The latest edition of The Bavinck Review* has been (electronically) published, and is available to members of the Herman Bavinck Society. It will become publicly accessible in six months or so, I believe.
* Disclosure: I am a member of the editorial committee.
In the present issue I publish an essay entitled, "A Soft Spot For Paganism? Herman Bavinck and Insider Movements." If you do not wish to wait the scheduled length of time before it becomes public, you may subscribe by becoming a member of the society.
Also of interest in this issue is Professor John Bolt's warm and gracious review of my book on Bavinck, along with that of my editorial colleague and friend, James Eglinton. I am deeply grateful for such a reception of my (actually, "our" since our books are so complementary) work.
The Bavinck Review additionally gave J.W. Stevenson an opportunity to reply to my article, since I was particularly critical of some of his work in my essay. This blog is a perfect place to briefly comment on his response.
First, I thank him for a gracious reply, and am pleased that he found the latter portion of my essay, on nature and grace, helpful in evaluating Insider movements. I think it will continue to pay dividends in the future.
Second, I think Mr. Stevenson slightly overstates the extent to which I am accusing him personally of linking Bavinck to Insider thinking. My assessment in a footnote that he is "not an advocate of Insider thinking," which he indeed noticed, was intended to alleviate that concern. My concern is that in spite of this, his use and evaluation of one badly mangled quote from Bavinck lends itself to opening the door wide for precisely the kind of thinking about cultural contextualization amenable to Insider models. I am not alleging (at least, I'm not meaning to) that Mr. Stevenson himself is doing this.

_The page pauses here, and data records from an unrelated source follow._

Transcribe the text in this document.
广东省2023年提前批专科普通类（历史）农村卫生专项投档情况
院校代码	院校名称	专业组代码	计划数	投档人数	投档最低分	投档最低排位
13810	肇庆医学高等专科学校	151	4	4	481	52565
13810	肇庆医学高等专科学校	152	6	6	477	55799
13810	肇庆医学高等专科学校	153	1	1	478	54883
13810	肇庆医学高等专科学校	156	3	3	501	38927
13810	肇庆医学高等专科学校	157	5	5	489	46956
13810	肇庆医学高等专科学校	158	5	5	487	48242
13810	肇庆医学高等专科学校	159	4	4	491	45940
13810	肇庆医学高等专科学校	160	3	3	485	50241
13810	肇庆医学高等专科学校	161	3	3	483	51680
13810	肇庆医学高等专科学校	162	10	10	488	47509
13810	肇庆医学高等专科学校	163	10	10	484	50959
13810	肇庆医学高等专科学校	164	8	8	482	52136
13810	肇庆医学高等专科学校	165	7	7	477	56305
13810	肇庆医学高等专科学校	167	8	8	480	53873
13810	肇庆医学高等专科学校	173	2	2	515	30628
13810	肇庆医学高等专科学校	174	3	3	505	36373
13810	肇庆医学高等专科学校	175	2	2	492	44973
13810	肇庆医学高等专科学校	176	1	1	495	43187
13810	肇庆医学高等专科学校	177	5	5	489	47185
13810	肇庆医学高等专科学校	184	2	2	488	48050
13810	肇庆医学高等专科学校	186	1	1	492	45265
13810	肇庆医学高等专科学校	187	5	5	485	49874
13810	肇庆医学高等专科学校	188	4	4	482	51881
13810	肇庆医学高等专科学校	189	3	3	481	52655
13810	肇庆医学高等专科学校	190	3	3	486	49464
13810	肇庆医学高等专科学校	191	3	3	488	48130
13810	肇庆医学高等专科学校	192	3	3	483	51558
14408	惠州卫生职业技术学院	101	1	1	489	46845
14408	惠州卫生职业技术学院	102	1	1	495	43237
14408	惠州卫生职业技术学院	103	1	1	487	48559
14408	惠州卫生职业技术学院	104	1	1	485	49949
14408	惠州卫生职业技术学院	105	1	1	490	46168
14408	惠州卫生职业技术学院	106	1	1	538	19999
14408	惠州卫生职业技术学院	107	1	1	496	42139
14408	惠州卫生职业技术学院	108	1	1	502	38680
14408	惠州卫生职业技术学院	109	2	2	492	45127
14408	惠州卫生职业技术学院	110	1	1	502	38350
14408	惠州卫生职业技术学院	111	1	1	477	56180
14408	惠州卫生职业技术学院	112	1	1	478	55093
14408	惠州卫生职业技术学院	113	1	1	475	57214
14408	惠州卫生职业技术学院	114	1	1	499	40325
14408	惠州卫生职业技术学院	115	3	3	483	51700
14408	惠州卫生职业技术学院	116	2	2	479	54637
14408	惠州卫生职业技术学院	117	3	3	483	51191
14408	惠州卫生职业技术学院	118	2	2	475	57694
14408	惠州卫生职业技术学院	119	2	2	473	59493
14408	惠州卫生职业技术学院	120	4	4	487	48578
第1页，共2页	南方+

Third, I note that Mr. Stevenson says nothing about how badly the quote is mangled, or why it omits pages of material via ellipses. My interpretation of what was left out is that the author wished to make Herman Bavinck sound controversial in the context of his own theological community. That seems to me exactly why Professor Mouw quoted it that way. Given the similarity between Mouw's and Stevenson's rendition of the quote, I could think of no other reason the Bible and church tradition was omitted from it. Having read Mr. Stevenson's response, I am still none the wiser.
I am pleased to hear, of course, that Mr. Stevenson was not intending to give support for Insider models by quoting Bavinck the way he did. But others may read differently, despite his best intentions. Which is why my main concern in the essay was to simply refute facile readings of a hugely misleading quotation. I'd like to think I'm heading off at the pass interpretations of Bavinck that Mr. Stevenson himself would want headed off. I apologize for trampling on his toes a bit along the way.
Fourth, he is correct that I should have dealt more thoroughly with J.H. Bavinck's stated disagreements with Herman. My view is that J.H.'s disagreement is a semantic one, but I should have indicated that and defended it. I believe uncle and nephew are largely on the same substantive page.
All in all, it seems as though Mr. Stevenson and I are in substantial agreement, and I thank him for a fine exchange.
I appreciated your response. The label, "insider" is not that significant. Rather, it is a way of thinking, processing and filtering that matters. It is that conceptual ecosystem that tied insider movements proper, to analogous thinking that faces theology, missiology, ecclesiology, etc., with the same interpretive grid. To say that one is not an advocate of insider thinking is not the same as saying that he or she does not view theology, missiology, the theology of religions, and ecclesiology in similar ways.